- Active: September 1861 to August 1865
- Country: United States
- Allegiance: Union
- Branch: United States Army
- Type: Infantry
- Equipment: Springfield rifled muskets
- Engagements: Battle of Baton Rouge; First Battle of Deep Bottom; Battle of Opequon; Battle of Cedar Creek; Battle of Fisher's Hill;

= 9th Connecticut Infantry Regiment =

The 9th Connecticut Infantry Regiment was a volunteer infantry regiment in the Union Army during the American Civil War. It was established in September 1861 as an Irish regiment, composed mainly of soldiers born in Ireland or first generation Irish Americans. The regiment saw action in number major battles, particularly in the Western Theater.

==Organization and early service==
The 9th Connecticut Infantry Regiment was formed in September 1861, primarily using recruits whose terms of enlistments in Connecticut's early three-months regiments had expired. Its first field officers were relatively experienced soldiers. Colonel Thomas W. Cahill of New Haven had a number of years experience with the antebellum state militia as captain of the Emmet Guards, while Lieutenant Colonel Richard Fitzgibbons and Major Frederick Frye had both served as captains of three-month companies at the First Battle of Bull Run in July.

Although recruitment at Camp English in New Haven proceeded slowly due to the lack of proper clothing and equipment, the regiment had 845 men when it left New Haven in November by rail for Camp Chase in Lowell, Massachusetts. There, the 9th was part of Brigadier General Benjamin Butler’s "New England Brigade" organized for the capture of New Orleans. The Ninth included James T. Mullen.

==Duty in Mississippi==

Before the end of the month, they left Boston Harbor as part of more than 3,000 troops on board the steamer Constitution. They arrived at Ship Island, Mississippi, on December 3, where they supplied with arms and some improved clothing. After early action at Biloxi and Pass Christian, the regiment was directed by General Butler to make a public parade through the city to discourage any outbreaks against Federal authorities.
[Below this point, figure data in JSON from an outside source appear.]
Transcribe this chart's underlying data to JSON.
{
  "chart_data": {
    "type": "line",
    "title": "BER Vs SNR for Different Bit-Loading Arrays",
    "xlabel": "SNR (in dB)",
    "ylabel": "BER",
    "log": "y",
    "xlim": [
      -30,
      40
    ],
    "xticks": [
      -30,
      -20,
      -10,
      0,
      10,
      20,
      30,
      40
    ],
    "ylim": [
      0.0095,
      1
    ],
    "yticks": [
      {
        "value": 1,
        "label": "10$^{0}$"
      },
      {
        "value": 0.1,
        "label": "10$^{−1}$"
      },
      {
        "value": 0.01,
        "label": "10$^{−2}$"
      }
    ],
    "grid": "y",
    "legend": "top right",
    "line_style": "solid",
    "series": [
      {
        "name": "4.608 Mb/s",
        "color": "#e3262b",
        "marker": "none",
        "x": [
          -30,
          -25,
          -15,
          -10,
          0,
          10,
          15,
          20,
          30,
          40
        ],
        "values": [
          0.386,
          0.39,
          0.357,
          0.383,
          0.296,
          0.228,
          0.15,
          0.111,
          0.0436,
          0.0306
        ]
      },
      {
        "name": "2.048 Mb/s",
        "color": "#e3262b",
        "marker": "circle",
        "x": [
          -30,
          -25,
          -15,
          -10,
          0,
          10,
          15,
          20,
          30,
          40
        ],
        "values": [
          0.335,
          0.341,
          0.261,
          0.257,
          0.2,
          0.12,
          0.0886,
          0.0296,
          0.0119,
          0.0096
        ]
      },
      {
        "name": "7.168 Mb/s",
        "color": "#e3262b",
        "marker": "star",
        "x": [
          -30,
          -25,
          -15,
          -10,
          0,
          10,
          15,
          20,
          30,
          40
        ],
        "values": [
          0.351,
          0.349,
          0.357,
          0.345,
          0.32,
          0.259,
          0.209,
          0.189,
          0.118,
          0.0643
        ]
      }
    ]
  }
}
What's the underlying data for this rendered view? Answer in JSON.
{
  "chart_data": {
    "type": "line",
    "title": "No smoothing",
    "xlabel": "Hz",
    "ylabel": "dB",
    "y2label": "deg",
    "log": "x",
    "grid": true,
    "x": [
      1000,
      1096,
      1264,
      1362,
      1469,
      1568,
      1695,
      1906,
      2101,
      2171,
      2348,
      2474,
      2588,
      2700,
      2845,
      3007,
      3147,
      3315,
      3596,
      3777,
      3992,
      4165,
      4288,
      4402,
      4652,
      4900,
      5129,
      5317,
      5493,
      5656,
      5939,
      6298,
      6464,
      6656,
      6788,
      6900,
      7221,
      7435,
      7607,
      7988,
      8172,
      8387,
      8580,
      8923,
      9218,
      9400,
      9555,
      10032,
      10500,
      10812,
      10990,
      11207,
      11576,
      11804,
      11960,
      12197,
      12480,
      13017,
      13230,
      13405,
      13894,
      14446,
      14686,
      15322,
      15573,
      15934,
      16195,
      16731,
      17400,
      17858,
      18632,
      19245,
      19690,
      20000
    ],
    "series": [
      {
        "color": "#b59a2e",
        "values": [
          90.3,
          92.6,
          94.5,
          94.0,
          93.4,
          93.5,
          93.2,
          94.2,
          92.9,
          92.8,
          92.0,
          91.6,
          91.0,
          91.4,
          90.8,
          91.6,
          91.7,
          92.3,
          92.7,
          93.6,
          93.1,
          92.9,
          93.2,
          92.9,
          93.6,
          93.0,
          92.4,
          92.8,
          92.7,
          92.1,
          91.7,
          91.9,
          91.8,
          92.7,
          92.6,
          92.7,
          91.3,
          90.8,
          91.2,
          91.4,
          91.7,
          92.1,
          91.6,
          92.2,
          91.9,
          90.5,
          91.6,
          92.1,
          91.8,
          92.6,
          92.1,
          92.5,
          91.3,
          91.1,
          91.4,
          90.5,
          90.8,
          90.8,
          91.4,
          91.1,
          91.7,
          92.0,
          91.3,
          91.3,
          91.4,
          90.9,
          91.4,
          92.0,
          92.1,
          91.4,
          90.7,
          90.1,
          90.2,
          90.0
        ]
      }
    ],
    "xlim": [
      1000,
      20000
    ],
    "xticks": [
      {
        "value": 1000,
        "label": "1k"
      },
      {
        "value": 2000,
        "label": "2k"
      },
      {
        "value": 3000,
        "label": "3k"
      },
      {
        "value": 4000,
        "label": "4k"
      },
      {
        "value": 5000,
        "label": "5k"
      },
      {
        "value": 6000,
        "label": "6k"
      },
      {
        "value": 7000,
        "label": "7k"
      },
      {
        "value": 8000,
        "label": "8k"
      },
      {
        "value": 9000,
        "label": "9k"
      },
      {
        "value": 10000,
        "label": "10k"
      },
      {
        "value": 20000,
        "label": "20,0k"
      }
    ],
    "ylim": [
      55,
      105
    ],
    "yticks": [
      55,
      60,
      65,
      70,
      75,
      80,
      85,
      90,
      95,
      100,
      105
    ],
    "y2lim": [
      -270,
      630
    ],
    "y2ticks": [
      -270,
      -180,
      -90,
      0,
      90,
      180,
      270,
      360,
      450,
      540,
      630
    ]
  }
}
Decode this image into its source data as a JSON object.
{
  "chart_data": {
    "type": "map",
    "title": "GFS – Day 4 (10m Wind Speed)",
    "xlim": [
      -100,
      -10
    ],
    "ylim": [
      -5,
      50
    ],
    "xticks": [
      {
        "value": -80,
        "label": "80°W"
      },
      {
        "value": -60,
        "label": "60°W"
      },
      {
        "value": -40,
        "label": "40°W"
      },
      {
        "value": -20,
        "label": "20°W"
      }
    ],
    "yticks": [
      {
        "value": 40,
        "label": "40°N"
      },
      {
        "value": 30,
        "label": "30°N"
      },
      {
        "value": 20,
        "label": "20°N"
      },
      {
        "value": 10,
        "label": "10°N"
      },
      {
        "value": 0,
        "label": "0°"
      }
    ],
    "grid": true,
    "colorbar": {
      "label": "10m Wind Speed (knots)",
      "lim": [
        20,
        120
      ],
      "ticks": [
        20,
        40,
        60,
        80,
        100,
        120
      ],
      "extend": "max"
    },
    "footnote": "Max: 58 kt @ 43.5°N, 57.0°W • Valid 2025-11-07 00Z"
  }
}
On June 25, 1862, the unit was put to work upriver on a canal opposite Vicksburg along with regiments from Massachusetts, Vermont, Michigan and Wisconsin, all under the direction of General Thomas Williams. The canal was intended to connect a loop in the Mississippi River and allow Union ships to bypass the cannons on the bluffs at Vicksburg and have free access from the north to the Gulf of Mexico. However, lack of drinking water, supplies and medicine, as well as the summer heat and exposure quickly took its toll as heatstroke, malaria, and dysentery spread rapidly. With many dying or incapacitated, slaves from nearby plantations were added to the workforce, but, as the water level fell in the river, the canal attempt was abandoned on July 24 and the troops were moved downriver to Baton Rouge, Louisiana. A boat, the Algerine, with 300 sick on board, was left behind with Surgeon Gallagher of the 9th in charge. In a four-month span from July to October 1862, 150 men from the Ninth Regiment alone died of disease.

==Subsequent service in Louisiana and Virginia==

At Baton Rouge, Louisiana, Williams was killed under a Confederate charge on August 5. Colonel Cahill took command of all the Union troops and repulsed the attack. The regiment was highly praised after the battle and subsequently assigned to the defenses of New Orleans through the end of 1863.

In the spring of 1864, the regiment arrived home in New Haven on veteran furlough amidst great celebration and parades. The re-enlisted veterans landed at Bermuda Hundred, Virginia, outside Richmond in July and participated in an engagement at Deep Bottom. After a brief trip to the Washington D.C. area, they saw action in the Shenandoah Valley area with battles at Opequon, Cedar Creek, and Fishers Hill. The final veterans were mustered out in August 1865.

A total of 250 men from the regiment died during the war.

John C. Curtis, the regiment's 17-year-old sergeant major, received the Medal of Honor for his actions at Baton Rouge in August 1862.